El pasado noviembre, la OCDE revisó a la baja sus perspectivas de crecimiento para el conjunto de sus países miembros y auguró una caída del 0,3 por ciento de su Producto Interior Bruto (PIB) en 2009. En concreto, para la zona del euro pronosticó una caída del PIB del 0,5 por ciento, mientras que espera que en Estados Unidos caiga un 0,9 por ciento y en Japón el 0,1 por ciento.
En su estudio, la OCDE advierte a los países de la zona del euro que deberán hacer un ejercicio de disciplina fiscal suplementario, ya que las medidas anunciadas por varios gobiernos para contribuir a la estabilización de los mercados financieros tendrán costes en relación con sus cuentas públicas.

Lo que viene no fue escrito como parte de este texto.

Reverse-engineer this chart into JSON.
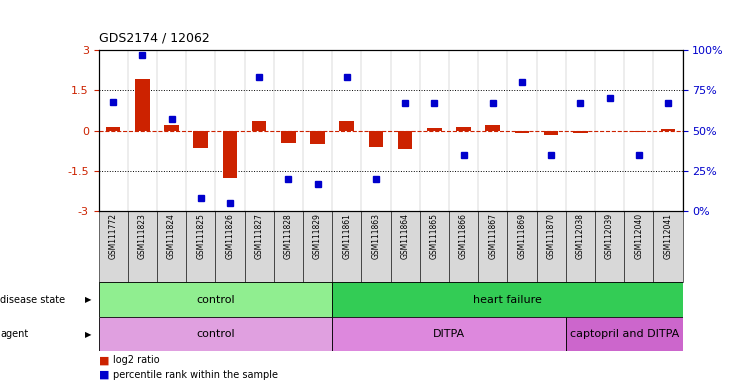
{
  "title": "GDS2174 / 12062",
  "samples": [
    "GSM111772",
    "GSM111823",
    "GSM111824",
    "GSM111825",
    "GSM111826",
    "GSM111827",
    "GSM111828",
    "GSM111829",
    "GSM111861",
    "GSM111863",
    "GSM111864",
    "GSM111865",
    "GSM111866",
    "GSM111867",
    "GSM111869",
    "GSM111870",
    "GSM112038",
    "GSM112039",
    "GSM112040",
    "GSM112041"
  ],
  "log2_ratio": [
    0.15,
    1.9,
    0.2,
    -0.65,
    -1.75,
    0.35,
    -0.45,
    -0.5,
    0.35,
    -0.6,
    -0.7,
    0.1,
    0.15,
    0.2,
    -0.1,
    -0.15,
    -0.1,
    0.0,
    -0.05,
    0.05
  ],
  "percentile": [
    68,
    97,
    57,
    8,
    5,
    83,
    20,
    17,
    83,
    20,
    67,
    67,
    35,
    67,
    80,
    35,
    67,
    70,
    35,
    67
  ],
  "bar_color": "#cc2200",
  "dot_color": "#0000cc",
  "ylim_left": [
    -3,
    3
  ],
  "ylim_right": [
    0,
    100
  ],
  "yticks_left": [
    -3,
    -1.5,
    0,
    1.5,
    3
  ],
  "ytick_labels_left": [
    "-3",
    "-1.5",
    "0",
    "1.5",
    "3"
  ],
  "yticks_right": [
    0,
    25,
    50,
    75,
    100
  ],
  "ytick_labels_right": [
    "0%",
    "25%",
    "50%",
    "75%",
    "100%"
  ],
  "hline_y": [
    1.5,
    -1.5
  ],
  "disease_state_groups": [
    {
      "label": "control",
      "start": 0,
      "end": 7,
      "color": "#90ee90"
    },
    {
      "label": "heart failure",
      "start": 8,
      "end": 19,
      "color": "#33cc55"
    }
  ],
  "agent_groups": [
    {
      "label": "control",
      "start": 0,
      "end": 7,
      "color": "#e0a0e0"
    },
    {
      "label": "DITPA",
      "start": 8,
      "end": 15,
      "color": "#dd88dd"
    },
    {
      "label": "captopril and DITPA",
      "start": 16,
      "end": 19,
      "color": "#cc66cc"
    }
  ],
  "legend_items": [
    {
      "label": "log2 ratio",
      "color": "#cc2200"
    },
    {
      "label": "percentile rank within the sample",
      "color": "#0000cc"
    }
  ],
  "background_color": "#ffffff",
  "plot_bg": "#ffffff",
  "axis_label_color_left": "#cc2200",
  "axis_label_color_right": "#0000cc",
  "tick_bg_color": "#d8d8d8"
}
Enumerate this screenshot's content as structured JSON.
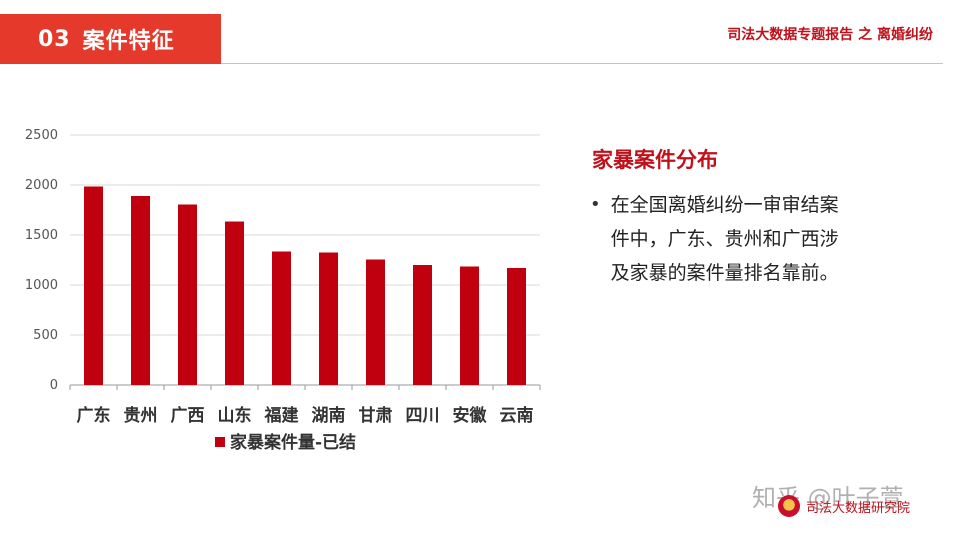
{
  "header": {
    "section_number": "03",
    "section_title": "案件特征",
    "report_title": "司法大数据专题报告 之 离婚纠纷"
  },
  "panel": {
    "title": "家暴案件分布",
    "bullet": "在全国离婚纠纷一审审结案件中，广东、贵州和广西涉及家暴的案件量排名靠前。"
  },
  "footer": {
    "watermark": "知乎 @叶子萱",
    "org_name": "司法大数据研究院"
  },
  "colors": {
    "accent": "#e53a2b",
    "bar": "#c0000f",
    "title_red": "#c0101a"
  },
  "chart_data": {
    "type": "bar",
    "categories": [
      "广东",
      "贵州",
      "广西",
      "山东",
      "福建",
      "湖南",
      "甘肃",
      "四川",
      "安徽",
      "云南"
    ],
    "series": [
      {
        "name": "家暴案件量-已结",
        "values": [
          1985,
          1890,
          1805,
          1635,
          1335,
          1325,
          1255,
          1200,
          1185,
          1170
        ]
      }
    ],
    "ylim": [
      0,
      2500
    ],
    "yticks": [
      0,
      500,
      1000,
      1500,
      2000,
      2500
    ],
    "grid": true,
    "legend": "bottom"
  }
}
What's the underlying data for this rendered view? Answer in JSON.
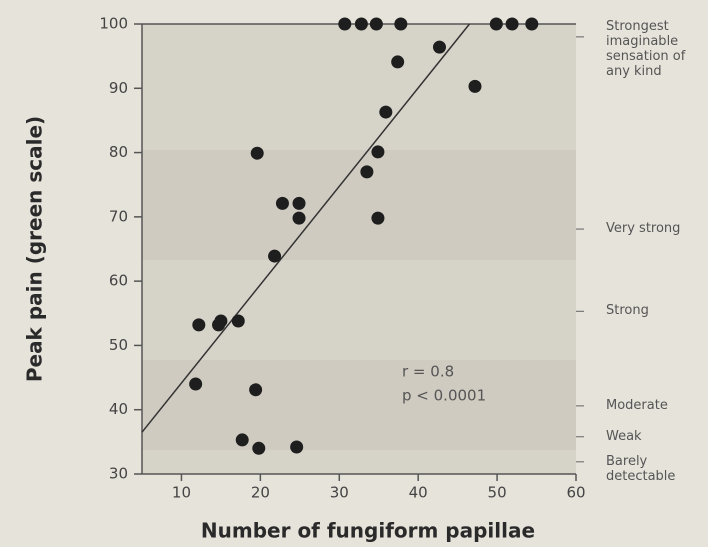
{
  "chart_data": {
    "type": "scatter",
    "xlabel": "Number of fungiform papillae",
    "ylabel": "Peak pain (green scale)",
    "xlim": [
      5,
      60
    ],
    "xticks": [
      10,
      20,
      30,
      40,
      50,
      60
    ],
    "ylim": [
      30,
      100
    ],
    "yticks": [
      30,
      40,
      50,
      60,
      70,
      80,
      90,
      100
    ],
    "y2lim": [
      30,
      100
    ],
    "y2ticks": [
      {
        "value": 98,
        "label": "Strongest imaginable sensation of any kind"
      },
      {
        "value": 68.1,
        "label": "Very strong"
      },
      {
        "value": 55.3,
        "label": "Strong"
      },
      {
        "value": 40.6,
        "label": "Moderate"
      },
      {
        "value": 35.8,
        "label": "Weak"
      },
      {
        "value": 31.9,
        "label": "Barely detectable"
      }
    ],
    "annotations": [
      "r = 0.8",
      "p < 0.0001"
    ],
    "series": [
      {
        "color": "#1e1e1e",
        "x": [
          30.7,
          32.8,
          34.7,
          37.8,
          49.9,
          51.9,
          54.4,
          42.7,
          37.4,
          47.2,
          35.9,
          19.6,
          34.9,
          33.5,
          22.8,
          24.9,
          24.9,
          34.9,
          21.8,
          12.2,
          14.7,
          15.0,
          17.2,
          11.8,
          19.4,
          17.7,
          19.8,
          24.6
        ],
        "values": [
          100,
          100,
          100,
          100,
          100,
          100,
          100,
          96.4,
          94.1,
          90.3,
          86.3,
          79.9,
          80.1,
          77,
          72.1,
          72.1,
          69.8,
          69.8,
          63.9,
          53.2,
          53.2,
          53.8,
          53.8,
          44,
          43.1,
          35.3,
          34,
          34.2
        ]
      }
    ],
    "fit_line": {
      "color": "#333333",
      "x": [
        5,
        46.5
      ],
      "values": [
        36.5,
        100
      ]
    }
  }
}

En cuanto a la acción coordinada emprendida por varios países para garantizar la estabilidad del sistema financiero, en el estudio se afirma que "está por ver si serán suficiente para descongelar los mercados interbancarios o para impedir un nuevo endurecimiento de las normas de concesión de préstamos".
"Aunque los gobiernos europeos han dedicado fondos para recapitalizar bancos, son escasos los que, hasta ahora, han recurrido a ellos", constata la OCDE, que considera que esta actitud puede estar justificada porque los bancos prefieran en primer lugar acudir a la financiación privada.
En cuanto a las decisiones de varios países de garantizar de manera global los depósitos en los bancos, en el estudio se advierte de que se trata de una medida que "conllevan el germen de futuros problemas bancarios" y se recuerda que debe tratarse de acciones aplicadas "a tiempo y temporales".